Doris Day's death this year at age 97 sparked assessments of her singing and acting. The latter focused on popular comedies opposite Rock Hudson and Cary Grant in which she primly guarded her virginity. They haven't held up well. But 1955's "Love Me or Leave Me," a fictionalized biography of 1920s jazz vocalist Ruth Etting and her tortured relationship with gangster Marty Snyder (James Cagney), reveals Day at her best. Her singing is exquisite. Etting began as a taxi dancer, and Day's hoofing is impressive. Snyder ruthlessly promoted her. Cagney's performance as a violent, manipulative, self-pitying abuser is extraordinary, earning him a Best Actor Oscar nomination. Day was overlooked but holds her own. Etting's growing resistance to Snyder's controlling her is strikingly revealed. With Cameron Mitchell. Directed by Charles Vidor, from a screenplay by Daniel Fuchs and Isabel Lennert, based on Fuchs' story. The terrific costumes are by Helen Rose.
Chile's Raoul Ruiz (1941-2011) had the vision, courage, and ability to film "Marcel Proust's Time Regained" (1999). Drawn from the seventh volume of Proust's epic roman a clef, adapted by Giles Taurand and Ruiz, it's lush, complex, and superbly acted by a glorious cast. Marcello Mazzarella is Proust, observing, remembering, incorporating earlier events into the present or anticipating the future. A radiant Catherine Deneuve is Odette at many ages; Emmanuelle Bejart is Gilberte; Vincent Perez, Morel; Pascal Gregory, Saint-Loup; Chiara Mastroianni, Albertine; Marie-France Pisier, Madame Verdurin; and the openly, unapologetically homosexual Baron de Charlus is memorably portrayed by John Malkovich. The scenes in Jupien's (Jacques Pieiller) infamous male bordello, patronized by Charlus and where Proust indulges his voyeurism, are outstanding. Swann (Bernard Pautrat), however, is a minor character. Those familiar with the masterpiece will easily follow the film. Those who aren't will be transfixed and tempted to read the novel. The fluid color cinematography is by Ricardo Anovich. Caroline de Visvaise and Gabriella Pescucci designed the ravishing costumes. The original score is by Jorge Arriagada. In French with English subtitles.

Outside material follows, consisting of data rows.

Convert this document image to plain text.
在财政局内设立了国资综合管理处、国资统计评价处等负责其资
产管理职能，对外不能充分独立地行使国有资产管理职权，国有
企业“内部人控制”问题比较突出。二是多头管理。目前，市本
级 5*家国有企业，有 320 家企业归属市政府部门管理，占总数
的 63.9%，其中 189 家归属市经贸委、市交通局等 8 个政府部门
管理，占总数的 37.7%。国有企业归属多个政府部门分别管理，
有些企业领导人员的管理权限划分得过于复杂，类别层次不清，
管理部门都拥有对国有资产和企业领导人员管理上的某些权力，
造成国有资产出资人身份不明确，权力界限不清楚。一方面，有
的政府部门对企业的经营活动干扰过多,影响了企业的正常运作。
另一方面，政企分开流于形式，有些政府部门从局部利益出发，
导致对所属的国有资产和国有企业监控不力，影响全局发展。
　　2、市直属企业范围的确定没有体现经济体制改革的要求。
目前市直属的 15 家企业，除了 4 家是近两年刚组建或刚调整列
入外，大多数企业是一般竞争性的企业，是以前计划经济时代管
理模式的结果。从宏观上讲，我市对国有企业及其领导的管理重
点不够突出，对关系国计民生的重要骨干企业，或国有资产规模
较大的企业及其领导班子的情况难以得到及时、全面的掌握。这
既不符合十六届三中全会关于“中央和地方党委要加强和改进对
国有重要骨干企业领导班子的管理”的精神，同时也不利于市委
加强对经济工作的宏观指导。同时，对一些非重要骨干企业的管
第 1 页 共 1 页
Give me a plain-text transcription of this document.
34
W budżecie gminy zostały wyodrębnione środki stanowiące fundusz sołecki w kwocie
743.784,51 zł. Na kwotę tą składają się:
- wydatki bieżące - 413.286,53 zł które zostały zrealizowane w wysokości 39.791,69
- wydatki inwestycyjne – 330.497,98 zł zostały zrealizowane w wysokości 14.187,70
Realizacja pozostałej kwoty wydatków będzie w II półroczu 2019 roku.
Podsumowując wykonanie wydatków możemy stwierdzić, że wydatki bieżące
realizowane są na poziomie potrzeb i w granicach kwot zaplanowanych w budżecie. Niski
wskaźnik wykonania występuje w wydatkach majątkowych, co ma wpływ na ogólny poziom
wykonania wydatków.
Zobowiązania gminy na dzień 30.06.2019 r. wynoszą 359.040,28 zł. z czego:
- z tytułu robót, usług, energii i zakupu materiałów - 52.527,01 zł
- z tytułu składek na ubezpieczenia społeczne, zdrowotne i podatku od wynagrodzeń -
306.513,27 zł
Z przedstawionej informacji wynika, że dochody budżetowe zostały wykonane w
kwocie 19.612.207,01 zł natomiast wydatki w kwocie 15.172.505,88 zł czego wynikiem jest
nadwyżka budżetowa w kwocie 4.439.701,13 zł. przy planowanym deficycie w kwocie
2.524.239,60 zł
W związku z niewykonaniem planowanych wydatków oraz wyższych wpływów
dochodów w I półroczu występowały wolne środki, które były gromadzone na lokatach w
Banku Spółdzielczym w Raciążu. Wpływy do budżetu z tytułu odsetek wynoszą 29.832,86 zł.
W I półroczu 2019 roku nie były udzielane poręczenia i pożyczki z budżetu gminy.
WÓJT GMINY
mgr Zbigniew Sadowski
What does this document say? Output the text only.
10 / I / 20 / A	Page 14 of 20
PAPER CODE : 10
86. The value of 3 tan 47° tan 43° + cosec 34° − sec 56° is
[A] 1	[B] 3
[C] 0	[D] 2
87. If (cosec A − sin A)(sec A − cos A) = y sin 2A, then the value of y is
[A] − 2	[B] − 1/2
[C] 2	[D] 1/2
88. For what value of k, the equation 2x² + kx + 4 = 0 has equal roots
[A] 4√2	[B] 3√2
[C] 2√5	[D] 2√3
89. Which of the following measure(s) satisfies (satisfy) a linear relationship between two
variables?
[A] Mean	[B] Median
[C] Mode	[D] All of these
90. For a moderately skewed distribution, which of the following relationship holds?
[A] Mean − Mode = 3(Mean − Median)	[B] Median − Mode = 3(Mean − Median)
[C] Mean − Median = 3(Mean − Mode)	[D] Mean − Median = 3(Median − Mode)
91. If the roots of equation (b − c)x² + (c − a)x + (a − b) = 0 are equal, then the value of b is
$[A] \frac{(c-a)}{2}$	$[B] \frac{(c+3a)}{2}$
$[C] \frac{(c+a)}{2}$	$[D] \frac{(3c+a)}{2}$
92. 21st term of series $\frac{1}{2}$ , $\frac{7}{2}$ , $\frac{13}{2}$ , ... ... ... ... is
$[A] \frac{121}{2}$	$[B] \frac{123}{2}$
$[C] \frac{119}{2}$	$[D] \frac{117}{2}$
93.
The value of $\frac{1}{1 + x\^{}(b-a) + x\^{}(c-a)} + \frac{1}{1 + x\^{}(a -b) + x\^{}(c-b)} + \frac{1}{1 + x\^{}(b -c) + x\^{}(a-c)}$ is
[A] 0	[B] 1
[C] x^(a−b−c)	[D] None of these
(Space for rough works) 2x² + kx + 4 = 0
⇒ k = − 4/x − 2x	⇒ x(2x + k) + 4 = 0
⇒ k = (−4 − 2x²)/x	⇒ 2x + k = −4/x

Lucille Ball hailed Ann Sothern as "the best comedienne in the business, bar none," and recalled, "I got all the parts Ann Sothern turned down" when they were at MGM. Best remembered by Boomers for her two successful TV series, "Private Secretary" (1953-57), in which she portrayed the small screen's first professional, unmarried woman; and "The Ann Sothern Show" (1958-61); she had been in movies for over 20 years before turning to television. An excellent singer, a fine dramatic actress, she was popular with audiences. Critics lamented her often-poor films. Sometimes, as in 1949's "A Letter to Three Wives," she got a good part in a top movie and excelled. In 1950, she made her last MGM picture, the suspenseful "Shadow on the Wall." Sothern plays Dell Faring, whose mean, selfish sister Celia (Kristine Miller) is accidentally murdered. Dell knows what happened. So does Celia's stepdaughter (Gigi Perrau), but the traumatized child can't discuss it. Zachary Scott, her father, is charged with the killing. Nancy Davis (two years before marrying Ronald Reagan) effectively portrays a child psychiatrist, although her treatment methods will raise modern eyebrows. Sothern, beautiful and soignee, gives a superb, subtle performance as the tormented Dell. Perhaps because the role was different from what moviegoers expected of her, the film failed. Today's viewers will appreciate it. Directed by Pat Anderson. Adapted by Lawrence P. Bachman and Hannah Lees, from their "Death in a Doll's House," and William Ludwig. Crisp black-and-white cinematography by Ray June. Irene designed the elegant costumes.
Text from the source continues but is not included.